Nous avons appris il y a peu qu’une vidéo de la manifestation du 18 mai a été donnée à la justice par le cabinet de maitre Thierry Levy, l’avocat de deux mis en examen, au motif qu’elle aiderait à disculper un de ses clients (sans que l’on sache si celui-ci a donné son accord à cette initiative). Sur cette vidéo, qui n’avait pas été diffusée jusqu’alors et n’était pas entre les mains des flics, la police a identifié au moins trois personnes : un des mis en examen dont l’avocat a fourni la vidéo, une personne qui était déjà mise en examen dans cette affaire et une troisième personne qui a été interpellée et mise en examen peu de temps après que la vidéo figure au dossier. Il s’agit d’une septième personne mise en examen dans cette affaire.
Une instruction est toujours en cours. Les chefs d’accusation sont lourds (notamment « tentative d’homicide volontaire sur personne dépositaire de l’autorité publique ») et la police recherche encore, entre autres, la personne qui aurait lancé le fumigène. Vu l’ampleur de l’appareil répressif déployé dans le mouvement contre la loi travail et plus particulièrement sur cette affaire, donner cette vidéo aux flics, c’était s’exposer à des conséquences qui risquent bien d’être gravissimes.
Précisons qu’un autre avocat a eu connaissance de cette vidéo et a souligné qu’elle est dangereuse pour la défense. En effet, tout document qui apporte des éléments, même en apparence insignifiants, sur les mis en examen ou d’autres personnes peut être utilisé par la police, mettre la défense en danger et conduire à de nouvelles arrestations.
Cet acte, déjà grave en soi, met aussi en échec toute possibilité de défense commune. En effet, la défense et les proches des personnes déjà concernées — dont l’une est reconnaissable dans la vidéo— n’ont même pas été informés.
Lorsque le problème a été soulevé, l’hypothèse d’un changement d’avocat a été écartée et, à notre connaissance, l’avocat en question n’a pas été viré et représente toujours deux mis en examen. On nous a fait comprendre, ainsi qu’à d’autres, qu’il fallait se taire et accepter plutôt que réagir et dénoncer le problème. Ce qui aurait pu être une erreur devient un procédé dégueulasse. Nous considérons que c’est un choix dangereux et individualiste, irrespectueux des mis en examen actuels et à venir, et en contradiction totale avec une volonté de défense collective. Ce n’est pas la première fois que des menaces plus ou moins voilées ont été exercées dans le cadre de cette affaire.
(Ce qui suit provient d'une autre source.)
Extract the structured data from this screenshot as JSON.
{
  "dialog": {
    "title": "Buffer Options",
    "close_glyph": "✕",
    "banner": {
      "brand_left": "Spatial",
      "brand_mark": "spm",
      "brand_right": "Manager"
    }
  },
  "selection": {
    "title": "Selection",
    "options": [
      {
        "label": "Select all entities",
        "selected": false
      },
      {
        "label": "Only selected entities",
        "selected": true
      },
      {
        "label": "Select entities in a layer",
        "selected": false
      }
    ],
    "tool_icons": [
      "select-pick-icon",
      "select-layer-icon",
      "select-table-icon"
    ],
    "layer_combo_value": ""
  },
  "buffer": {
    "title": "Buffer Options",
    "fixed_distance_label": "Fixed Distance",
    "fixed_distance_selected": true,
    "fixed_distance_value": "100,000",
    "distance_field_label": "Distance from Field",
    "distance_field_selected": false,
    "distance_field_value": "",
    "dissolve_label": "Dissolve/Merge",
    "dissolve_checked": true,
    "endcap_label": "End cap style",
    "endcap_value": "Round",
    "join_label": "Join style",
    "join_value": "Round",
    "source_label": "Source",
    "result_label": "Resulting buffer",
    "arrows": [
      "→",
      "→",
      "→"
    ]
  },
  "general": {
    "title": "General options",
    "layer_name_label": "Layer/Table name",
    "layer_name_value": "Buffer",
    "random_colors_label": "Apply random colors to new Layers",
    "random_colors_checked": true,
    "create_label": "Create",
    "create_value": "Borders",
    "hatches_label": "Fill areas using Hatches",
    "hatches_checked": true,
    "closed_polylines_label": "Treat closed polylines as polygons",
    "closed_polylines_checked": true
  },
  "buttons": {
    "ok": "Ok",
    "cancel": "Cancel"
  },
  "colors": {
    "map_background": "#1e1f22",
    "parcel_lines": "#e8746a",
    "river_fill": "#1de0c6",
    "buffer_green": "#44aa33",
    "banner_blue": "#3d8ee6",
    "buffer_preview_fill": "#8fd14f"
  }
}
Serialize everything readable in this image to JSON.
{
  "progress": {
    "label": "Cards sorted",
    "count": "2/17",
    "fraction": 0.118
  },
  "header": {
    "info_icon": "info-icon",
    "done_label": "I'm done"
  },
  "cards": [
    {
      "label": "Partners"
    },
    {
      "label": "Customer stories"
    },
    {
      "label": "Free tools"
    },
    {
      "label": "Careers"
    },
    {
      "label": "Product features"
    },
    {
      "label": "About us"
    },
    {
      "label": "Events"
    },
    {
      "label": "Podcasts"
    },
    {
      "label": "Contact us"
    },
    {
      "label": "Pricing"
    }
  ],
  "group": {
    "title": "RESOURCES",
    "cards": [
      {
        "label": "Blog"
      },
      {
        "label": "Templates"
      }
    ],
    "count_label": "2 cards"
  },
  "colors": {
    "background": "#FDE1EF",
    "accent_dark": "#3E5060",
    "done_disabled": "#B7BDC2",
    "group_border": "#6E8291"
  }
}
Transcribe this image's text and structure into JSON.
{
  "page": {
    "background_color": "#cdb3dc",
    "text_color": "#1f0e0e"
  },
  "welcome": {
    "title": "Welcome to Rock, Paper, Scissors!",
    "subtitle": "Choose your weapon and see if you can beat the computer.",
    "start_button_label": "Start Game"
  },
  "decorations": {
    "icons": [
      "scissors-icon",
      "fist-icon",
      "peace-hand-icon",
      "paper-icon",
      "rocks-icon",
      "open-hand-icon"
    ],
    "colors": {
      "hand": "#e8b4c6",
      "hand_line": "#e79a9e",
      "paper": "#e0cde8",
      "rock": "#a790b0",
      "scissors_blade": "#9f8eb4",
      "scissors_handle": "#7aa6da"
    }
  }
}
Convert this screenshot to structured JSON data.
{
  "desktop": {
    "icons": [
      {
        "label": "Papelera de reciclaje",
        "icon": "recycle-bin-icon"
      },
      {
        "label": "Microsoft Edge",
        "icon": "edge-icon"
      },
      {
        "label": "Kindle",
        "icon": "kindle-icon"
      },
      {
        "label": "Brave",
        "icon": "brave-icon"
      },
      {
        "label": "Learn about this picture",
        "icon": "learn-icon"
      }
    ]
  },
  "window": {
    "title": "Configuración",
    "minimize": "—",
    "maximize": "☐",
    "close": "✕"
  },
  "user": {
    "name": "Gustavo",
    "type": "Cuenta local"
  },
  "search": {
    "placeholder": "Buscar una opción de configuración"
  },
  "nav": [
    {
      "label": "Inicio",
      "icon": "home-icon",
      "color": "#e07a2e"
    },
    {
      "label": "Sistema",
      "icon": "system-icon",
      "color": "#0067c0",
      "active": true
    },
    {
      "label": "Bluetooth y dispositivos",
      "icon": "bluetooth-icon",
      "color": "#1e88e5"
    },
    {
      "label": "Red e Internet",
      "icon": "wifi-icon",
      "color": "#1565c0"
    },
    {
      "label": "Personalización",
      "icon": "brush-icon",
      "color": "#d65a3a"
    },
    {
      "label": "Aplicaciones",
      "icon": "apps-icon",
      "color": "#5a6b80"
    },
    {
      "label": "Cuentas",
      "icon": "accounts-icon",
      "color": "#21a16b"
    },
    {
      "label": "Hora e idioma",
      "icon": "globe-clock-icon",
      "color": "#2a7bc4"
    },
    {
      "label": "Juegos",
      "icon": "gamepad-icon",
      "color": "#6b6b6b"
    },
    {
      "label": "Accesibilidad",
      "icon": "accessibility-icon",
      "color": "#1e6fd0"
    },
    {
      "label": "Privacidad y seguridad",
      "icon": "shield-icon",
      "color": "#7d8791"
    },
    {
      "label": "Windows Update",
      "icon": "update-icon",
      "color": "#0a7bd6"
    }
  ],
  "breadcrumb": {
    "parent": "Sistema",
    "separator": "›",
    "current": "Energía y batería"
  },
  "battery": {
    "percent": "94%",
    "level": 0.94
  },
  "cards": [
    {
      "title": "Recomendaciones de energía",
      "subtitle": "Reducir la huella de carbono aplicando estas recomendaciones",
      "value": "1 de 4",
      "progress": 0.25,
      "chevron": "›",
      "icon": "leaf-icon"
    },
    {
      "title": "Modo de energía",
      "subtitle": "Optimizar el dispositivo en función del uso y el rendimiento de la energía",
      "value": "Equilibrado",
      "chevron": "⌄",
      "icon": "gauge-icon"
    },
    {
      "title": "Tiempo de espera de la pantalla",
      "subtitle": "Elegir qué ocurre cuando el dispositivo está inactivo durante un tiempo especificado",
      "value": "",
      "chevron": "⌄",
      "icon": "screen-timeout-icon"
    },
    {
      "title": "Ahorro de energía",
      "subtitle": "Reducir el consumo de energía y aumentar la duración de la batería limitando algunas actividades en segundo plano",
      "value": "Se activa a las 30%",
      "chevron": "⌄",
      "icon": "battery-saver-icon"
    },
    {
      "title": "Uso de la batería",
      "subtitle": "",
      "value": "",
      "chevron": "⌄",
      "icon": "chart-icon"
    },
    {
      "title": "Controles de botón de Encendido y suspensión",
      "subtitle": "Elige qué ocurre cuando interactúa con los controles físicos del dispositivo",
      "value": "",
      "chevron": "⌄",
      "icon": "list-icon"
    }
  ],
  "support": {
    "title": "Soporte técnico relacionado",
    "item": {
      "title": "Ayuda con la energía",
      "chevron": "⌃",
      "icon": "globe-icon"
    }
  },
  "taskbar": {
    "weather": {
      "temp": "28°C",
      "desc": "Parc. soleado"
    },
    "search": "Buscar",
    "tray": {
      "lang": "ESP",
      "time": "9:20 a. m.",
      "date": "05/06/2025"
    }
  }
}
Defcol considère que les conséquences de ces pratiques et ce désaccord politique, ainsi que la manière dont cela a été géré, ont démontré une fois pour toutes l’échec du comité du 18 mai à organiser une défense collective des mis en examen dans l’affaire de la voiture de flics brûlée. En plus du désaccord fondamental sur les méthodes de la défense, la confiance, essentielle à toute possibilité de fonctionnement commun a été rompue. Aucune collaboration n’est envisageable sur ces bases et dans ce climat délétère.
Aujourd’hui, Defcol ne peut donc que dénoncer ces pratiques dangereuses et prendre acte de cet échec en ne participant plus à un comité qui n’a plus lieu d’être. Nous continuerons à rassembler les bonnes volontés pour contribuer à une défense collective des mis en examen qui souhaitent poursuivre dans cette perspective.